Freitag, 25. Oktober 2013

Händitor

In der taz findet man heute, gänzlich unerwartet, auf der Titelseite und auch weiter hinten das Wort "Handygate". Ich meine, daß diese Zeitung sich damit den Great Thoughts Award verdient hat. 
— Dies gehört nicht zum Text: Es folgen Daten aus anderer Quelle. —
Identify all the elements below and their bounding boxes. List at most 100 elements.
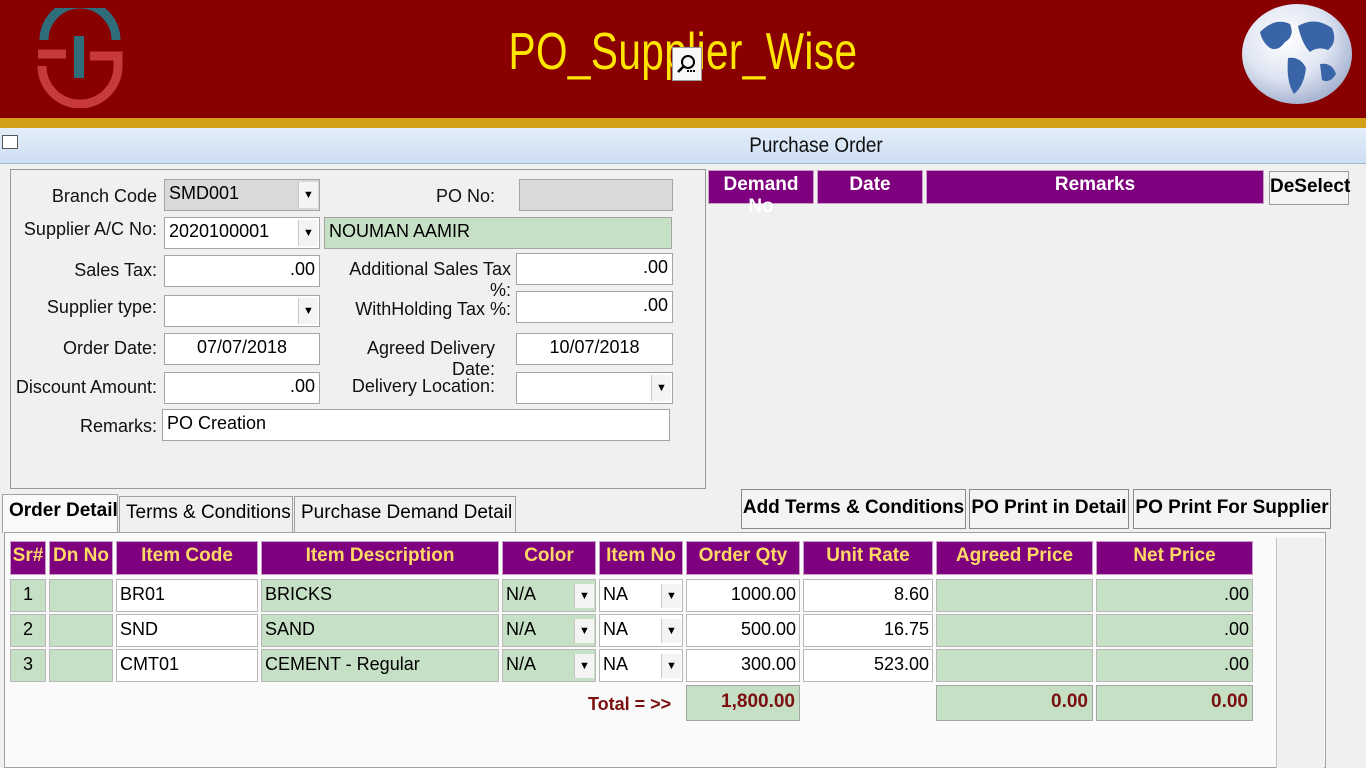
supplier-type-label: Supplier type:	[46, 297, 157, 317]
demand-list-panel: Demand No Date Remarks DeSelect	[706, 169, 1366, 489]
additional-sales-tax-label: Additional Sales Tax %:	[349, 259, 511, 300]
total-agreed-price: 0.00	[936, 685, 1093, 721]
table-row-unit-rate[interactable]: 8.60	[803, 579, 933, 612]
order-date-label: Order Date:	[62, 338, 157, 358]
table-row-item-code[interactable]: BR01	[116, 579, 258, 612]
globe-icon	[1242, 4, 1352, 104]
chevron-down-icon[interactable]: ▼	[661, 654, 681, 678]
po-no-label: PO No:	[435, 186, 495, 206]
chevron-down-icon[interactable]: ▼	[574, 654, 594, 678]
po-print-detail-button[interactable]: PO Print in Detail	[969, 489, 1129, 529]
table-row-order-qty[interactable]: 500.00	[686, 614, 800, 647]
table-row-sr: 3	[10, 649, 46, 682]
demand-no-header: Demand No	[708, 170, 814, 217]
table-row-agreed-price	[936, 579, 1093, 612]
table-row-unit-rate[interactable]: 16.75	[803, 614, 933, 647]
table-row-color-select[interactable]: N/A ▼	[502, 614, 596, 647]
col-header-item-description: Item Description	[261, 541, 499, 575]
table-row-unit-rate[interactable]: 523.00	[803, 649, 933, 682]
sales-tax-input[interactable]: .00	[164, 255, 320, 287]
total-label: Total = >>	[588, 694, 672, 714]
chevron-down-icon[interactable]: ▼	[574, 584, 594, 608]
search-icon	[677, 55, 695, 73]
col-header-item-code: Item Code	[116, 541, 258, 575]
delivery-location-select[interactable]: ▼	[516, 372, 673, 404]
chevron-down-icon[interactable]: ▼	[661, 619, 681, 643]
remarks-label: Remarks:	[79, 416, 157, 436]
chevron-down-icon[interactable]: ▼	[298, 220, 318, 246]
table-row-dn	[49, 649, 113, 682]
date-header: Date	[817, 170, 923, 204]
total-net-price: 0.00	[1096, 685, 1253, 721]
tab-terms-conditions[interactable]: Terms & Conditions	[119, 496, 293, 532]
supplier-ac-select[interactable]: 2020100001 ▼	[164, 217, 320, 249]
table-row-dn	[49, 579, 113, 612]
table-row-net-price: .00	[1096, 579, 1253, 612]
table-row-agreed-price	[936, 614, 1093, 647]
table-row-sr: 1	[10, 579, 46, 612]
tab-order-detail[interactable]: Order Detail	[2, 494, 118, 533]
table-row-item-code[interactable]: CMT01	[116, 649, 258, 682]
col-header-agreed-price: Agreed Price	[936, 541, 1093, 575]
table-row-net-price: .00	[1096, 649, 1253, 682]
table-row-color-select[interactable]: N/A ▼	[502, 649, 596, 682]
col-header-unit-rate: Unit Rate	[803, 541, 933, 575]
col-header-net-price: Net Price	[1096, 541, 1253, 575]
col-header-order-qty: Order Qty	[686, 541, 800, 575]
po-no-field	[519, 179, 673, 211]
table-row-order-qty[interactable]: 300.00	[686, 649, 800, 682]
col-header-color: Color	[502, 541, 596, 575]
order-date-input[interactable]: 07/07/2018	[164, 333, 320, 365]
chevron-down-icon[interactable]: ▼	[298, 298, 318, 324]
deselect-button[interactable]: DeSelect	[1269, 171, 1350, 205]
table-row-item-description: BRICKS	[261, 579, 499, 612]
total-order-qty: 1,800.00	[686, 685, 800, 721]
chevron-down-icon[interactable]: ▼	[661, 584, 681, 608]
branch-code-select[interactable]: SMD001 ▼	[164, 179, 320, 211]
chevron-down-icon[interactable]: ▼	[298, 182, 318, 208]
table-row-agreed-price	[936, 649, 1093, 682]
branch-code-label: Branch Code	[51, 186, 157, 206]
delivery-location-label: Delivery Location:	[351, 376, 495, 396]
add-terms-button[interactable]: Add Terms & Conditions	[741, 489, 966, 529]
banner-stripe	[0, 118, 1366, 128]
table-row-item-description: SAND	[261, 614, 499, 647]
table-row-color-select[interactable]: N/A ▼	[502, 579, 596, 612]
table-row-item-no-select[interactable]: NA ▼	[599, 649, 683, 682]
discount-amount-label: Discount Amount:	[15, 377, 157, 397]
agreed-delivery-date-input[interactable]: 10/07/2018	[516, 333, 673, 365]
tab-purchase-demand-detail[interactable]: Purchase Demand Detail	[294, 496, 516, 532]
withholding-tax-label: WithHolding Tax %:	[355, 299, 511, 319]
withholding-tax-input[interactable]: .00	[516, 291, 673, 323]
table-row-item-code[interactable]: SND	[116, 614, 258, 647]
supplier-name-field: NOUMAN AAMIR	[324, 217, 672, 249]
table-row-item-description: CEMENT - Regular	[261, 649, 499, 682]
window-title-bar: Purchase Order	[0, 128, 1366, 164]
table-row-net-price: .00	[1096, 614, 1253, 647]
supplier-type-select[interactable]: ▼	[164, 295, 320, 327]
col-header-item-no: Item No	[599, 541, 683, 575]
chevron-down-icon[interactable]: ▼	[574, 619, 594, 643]
remarks-input[interactable]: PO Creation	[162, 409, 670, 441]
additional-sales-tax-input[interactable]: .00	[516, 253, 673, 285]
purchase-order-form: Branch Code SMD001 ▼ PO No: Supplier A/C…	[10, 169, 706, 489]
window-title: Purchase Order	[749, 134, 883, 157]
company-logo-icon	[37, 8, 123, 108]
table-row-dn	[49, 614, 113, 647]
window-icon	[2, 135, 18, 149]
col-header-sr: Sr#	[10, 541, 46, 575]
agreed-delivery-date-label: Agreed Delivery Date:	[366, 338, 495, 379]
table-row-item-no-select[interactable]: NA ▼	[599, 579, 683, 612]
supplier-search-button[interactable]	[672, 47, 702, 81]
chevron-down-icon[interactable]: ▼	[651, 375, 671, 401]
supplier-ac-label: Supplier A/C No:	[23, 219, 157, 239]
discount-amount-input[interactable]: .00	[164, 372, 320, 404]
sales-tax-label: Sales Tax:	[74, 260, 157, 280]
table-row-item-no-select[interactable]: NA ▼	[599, 614, 683, 647]
remarks-header: Remarks	[926, 170, 1264, 204]
table-row-sr: 2	[10, 614, 46, 647]
grid-scrollbar[interactable]	[1276, 538, 1324, 768]
table-row-order-qty[interactable]: 1000.00	[686, 579, 800, 612]
col-header-dn-no: Dn No	[49, 541, 113, 575]
po-print-supplier-button[interactable]: PO Print For Supplier	[1133, 489, 1331, 529]
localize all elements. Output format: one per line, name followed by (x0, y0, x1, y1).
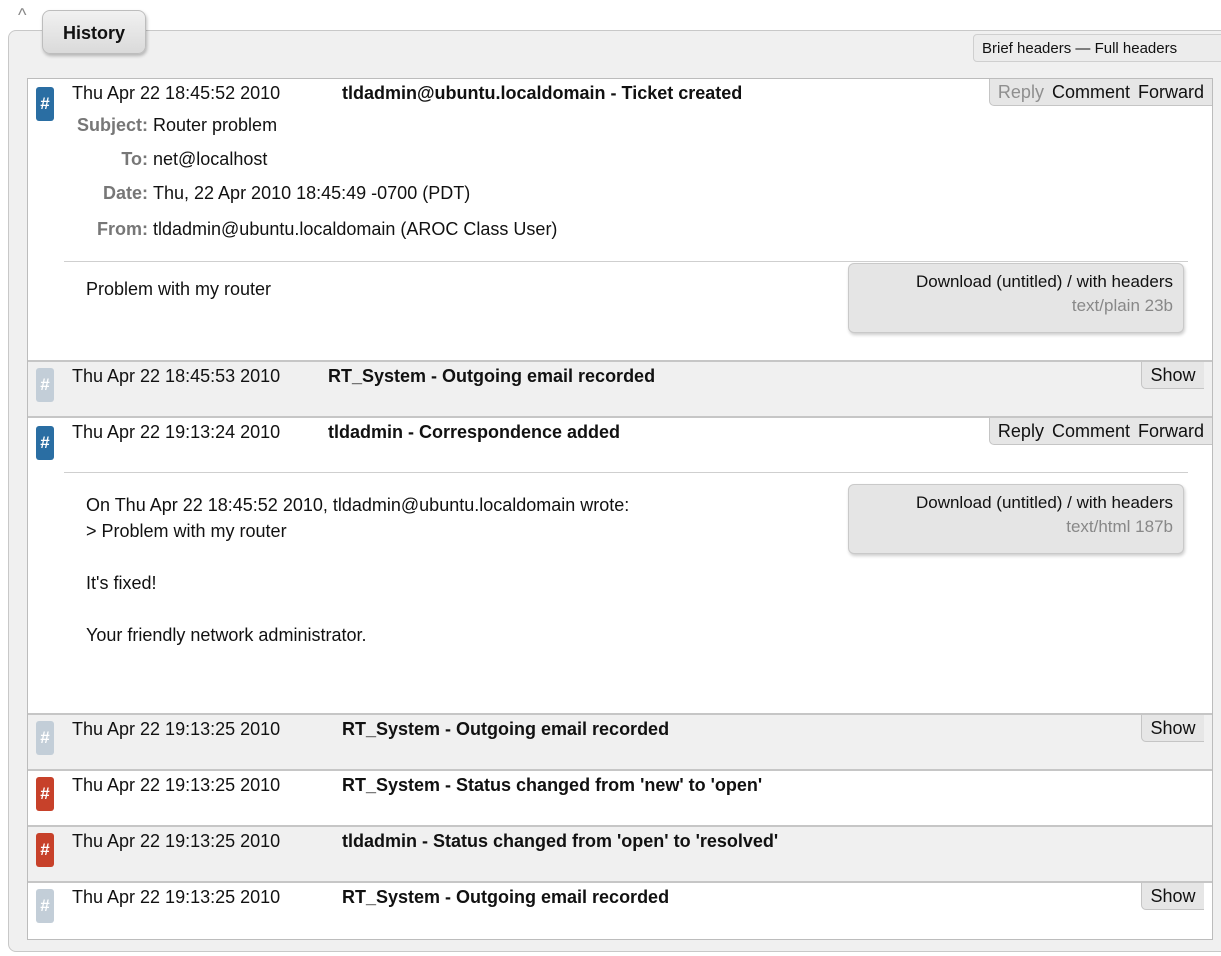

Mittwoch, 23. Oktober 2013

Von der Top auf den Summit

Für unsere Freunde der Anglisierung des Deutschen hat Matthies hier etwas geschrieben.



Montag, 21. Oktober 2013

Zutiefst getäuschte Würdigkeit


„In vielen Diakonieeinrichtungen gebe es Leiharbeit zu Dumpinglöhnen, was die ‚Glaubwürdigkeit der Diakonie zutiefst enttäuscht’.“ Das sagte dem Tagesspiegel[1] zufolge der Verdi-Vorsitzende Bsirske.
Bisher haben Dumpinglöhne immer nur Menschen, vor allem Gewerkschaftsfunktionäre, enttäuscht; von denen, die mit solchen Löhnen auskommen müssen, reden wir ja sowieso nicht. Jetzt soll eine Glaubwürdigkeit enttäuscht sein, sogar zutiefst. Ich glaube es ihr nicht, die tut nur so. Eine Glaubwürdigkeit, glaube ich, kann gar nicht enttäuscht sein, denn dazu müßte sie sich vorher ja getäuscht haben können.




[1] 5.11.11

Montag, 14. Oktober 2013

Flatrate


„Non-Flatrate-Forscher“ steht in einem Leser-Kommentar zu einem Telepolis-Artikel.[1] Gemeint scheinen mir Forscher, die keine Dauerstellen haben.
Das hat Zukunft. Kommissarin Odenthal ist eine Flatrate-Detektivin, Sherlock Holmes dagegen ein Non-Flatrate-Detektiv. Der Gärtner vom Amt, der die Straßenbäume beschneidet, ist ein Flatrate-Gärtner, der von der Firma, die einem den privaten Rasen mäht, ein Non-Flatrate-Gärtner. Was uns das spart! All die Wörter, die nun überflüssig werden! Vor der Disko steht ein Non-Flatrate-Türsteher, der Polizeibeamte vor dem Ministerium ist ein Flatrate-Türsteher. Beamte sollen ja ohnehin nicht mehr zeitgemäß sein, sagen die Neoliberalen. Aber irgendwie kommt es mir doch komisch vor. Einen Pauschalpreis (das ist, für die nicht ganz so jungen unter Ihnen, mit Flatrate gemeint, glaub’ ich zumindest) zahlt man und kann sich dann bedienen, so oft man will. Wer zahlt denn den im Falle der Forscher und der Detektive? Der Staat? Und dann kann er oder man sich beim Forscher oder Detektiv bedienen, so oft er/man mag? Das ist von der Wirklichkeit eines Beamtendaseins doch ziemlich weit entfernt, und vom Prinzip erst recht. Denn das lautet, daß der Beamte gar nicht für seine Arbeit bezahlt wird, sondern damit er standesgemäß leben kann, und daß er nicht etwa deshalb arbeitet, weil er dafür Geld bekommt, sondern weil er einen Diensteid geleistet hat. Vielleicht sollten wir mit der neuen Sprachregelung nicht ganz so hastig sein. Mag sein, daß wir die alten Differenzierungsmöglichkeiten doch noch einmal brauchen könnten.